With nearly 1,000 restaurants open across the country, Papa Murphy’s—offering customized, call-in and take-out-ready pizzas within four minutes—has been putting its own pressure on the big delivery and sit-down pizza quick-serves as well as local independent pizzerias. Freschetta, says Papa Murphy’s Evans, simply represents an expansion on the concept pioneered by refrigerated take-and-bake pizzas that Costco and Sam’s Club warehouse chains have been offering for awhile—though the customer doesn’t get to customize the product per se.
While he concedes that customized grocer pizzas represent yet another option for consumers, Evans notes that Papa Murphy’s has “utmost confidence in our freshness proposition.” Moreover, he believes that the $5 or $6 that Papa Murphy’s typically charges for its biggest seller, a large pepperoni pizza, is a price point that’s difficult for grocery stores to beat with a quality product. “Ultimately, they can’t compete on price,” he says, “and if they do it becomes sort of a Totino’s type, commoditized product.”
Light Entrees: “Steaming” has been supercharging sales in the once-moribund category of frozen vegetables over the last several months, with Birds Eye and other manufacturers offering products in which vegetables and sauce are housed separately, steamed, and then combined by the consumer. The idea is that microwave steaming makes food look and taste better rather than simply cooking regular frozen fare. And steaming is 25 percent faster than regular microwaving.
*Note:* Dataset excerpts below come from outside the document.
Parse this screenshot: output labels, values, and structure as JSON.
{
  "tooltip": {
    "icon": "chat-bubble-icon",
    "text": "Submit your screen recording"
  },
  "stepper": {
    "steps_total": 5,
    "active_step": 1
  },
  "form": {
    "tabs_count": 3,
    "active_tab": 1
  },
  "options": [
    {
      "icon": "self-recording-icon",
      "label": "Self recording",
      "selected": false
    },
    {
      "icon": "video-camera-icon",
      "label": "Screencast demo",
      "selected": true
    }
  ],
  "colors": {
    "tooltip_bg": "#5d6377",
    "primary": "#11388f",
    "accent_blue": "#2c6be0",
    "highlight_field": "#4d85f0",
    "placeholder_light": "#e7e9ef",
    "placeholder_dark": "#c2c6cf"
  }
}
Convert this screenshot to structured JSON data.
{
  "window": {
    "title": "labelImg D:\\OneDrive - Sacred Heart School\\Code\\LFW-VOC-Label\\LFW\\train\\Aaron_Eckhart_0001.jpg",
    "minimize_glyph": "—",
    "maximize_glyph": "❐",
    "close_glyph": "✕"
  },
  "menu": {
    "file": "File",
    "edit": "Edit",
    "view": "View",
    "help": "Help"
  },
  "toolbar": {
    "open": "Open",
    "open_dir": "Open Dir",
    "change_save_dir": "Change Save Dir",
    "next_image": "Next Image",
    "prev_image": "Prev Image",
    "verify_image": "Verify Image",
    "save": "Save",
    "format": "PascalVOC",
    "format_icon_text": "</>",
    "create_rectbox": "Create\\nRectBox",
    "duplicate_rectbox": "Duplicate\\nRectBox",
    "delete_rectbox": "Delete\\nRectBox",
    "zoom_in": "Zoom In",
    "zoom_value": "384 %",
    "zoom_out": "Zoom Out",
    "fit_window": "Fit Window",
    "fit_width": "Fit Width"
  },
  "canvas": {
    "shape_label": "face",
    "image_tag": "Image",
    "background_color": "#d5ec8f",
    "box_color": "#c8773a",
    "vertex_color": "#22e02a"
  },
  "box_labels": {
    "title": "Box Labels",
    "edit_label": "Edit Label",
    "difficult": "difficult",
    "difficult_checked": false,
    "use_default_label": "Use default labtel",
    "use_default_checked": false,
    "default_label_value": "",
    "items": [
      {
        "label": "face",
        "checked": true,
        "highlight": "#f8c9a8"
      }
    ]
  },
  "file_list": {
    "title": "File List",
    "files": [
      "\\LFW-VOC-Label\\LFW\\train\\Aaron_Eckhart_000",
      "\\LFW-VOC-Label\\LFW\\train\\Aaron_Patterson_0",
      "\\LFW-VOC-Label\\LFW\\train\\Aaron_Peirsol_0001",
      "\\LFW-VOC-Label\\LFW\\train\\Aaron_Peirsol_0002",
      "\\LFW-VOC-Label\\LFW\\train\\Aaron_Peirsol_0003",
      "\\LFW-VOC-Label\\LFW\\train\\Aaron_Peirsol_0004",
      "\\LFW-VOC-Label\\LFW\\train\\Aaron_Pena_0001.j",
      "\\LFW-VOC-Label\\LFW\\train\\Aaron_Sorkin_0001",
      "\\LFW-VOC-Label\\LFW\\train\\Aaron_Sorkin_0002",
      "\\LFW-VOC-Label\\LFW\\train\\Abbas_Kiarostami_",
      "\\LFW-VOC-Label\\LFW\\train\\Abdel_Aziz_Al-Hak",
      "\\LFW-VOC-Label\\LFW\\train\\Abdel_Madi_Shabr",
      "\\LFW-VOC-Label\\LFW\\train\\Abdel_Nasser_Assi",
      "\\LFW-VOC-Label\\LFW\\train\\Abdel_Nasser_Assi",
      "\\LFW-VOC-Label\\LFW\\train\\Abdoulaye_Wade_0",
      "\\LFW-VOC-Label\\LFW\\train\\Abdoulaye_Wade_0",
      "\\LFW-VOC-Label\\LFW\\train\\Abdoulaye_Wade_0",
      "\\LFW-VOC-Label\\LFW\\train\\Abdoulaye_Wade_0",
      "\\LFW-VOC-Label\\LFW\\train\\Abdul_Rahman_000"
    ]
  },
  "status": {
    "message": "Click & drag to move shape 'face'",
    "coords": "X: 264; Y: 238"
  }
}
Now, ConAgra and others are applying the technology that makes microwave steaming possible to meals. “The advantage of steaming is that it starts to deliver restaurant-style quality at just an arm’s-length convenience,” says Partryka of Healthy Choice’s Café Steamers. “Before, we hadn’t been able to deliver the quality of quick-service meals.” Consumers, Partryka says, are looking for home-prepared meals that offer “something closer to real freshness.”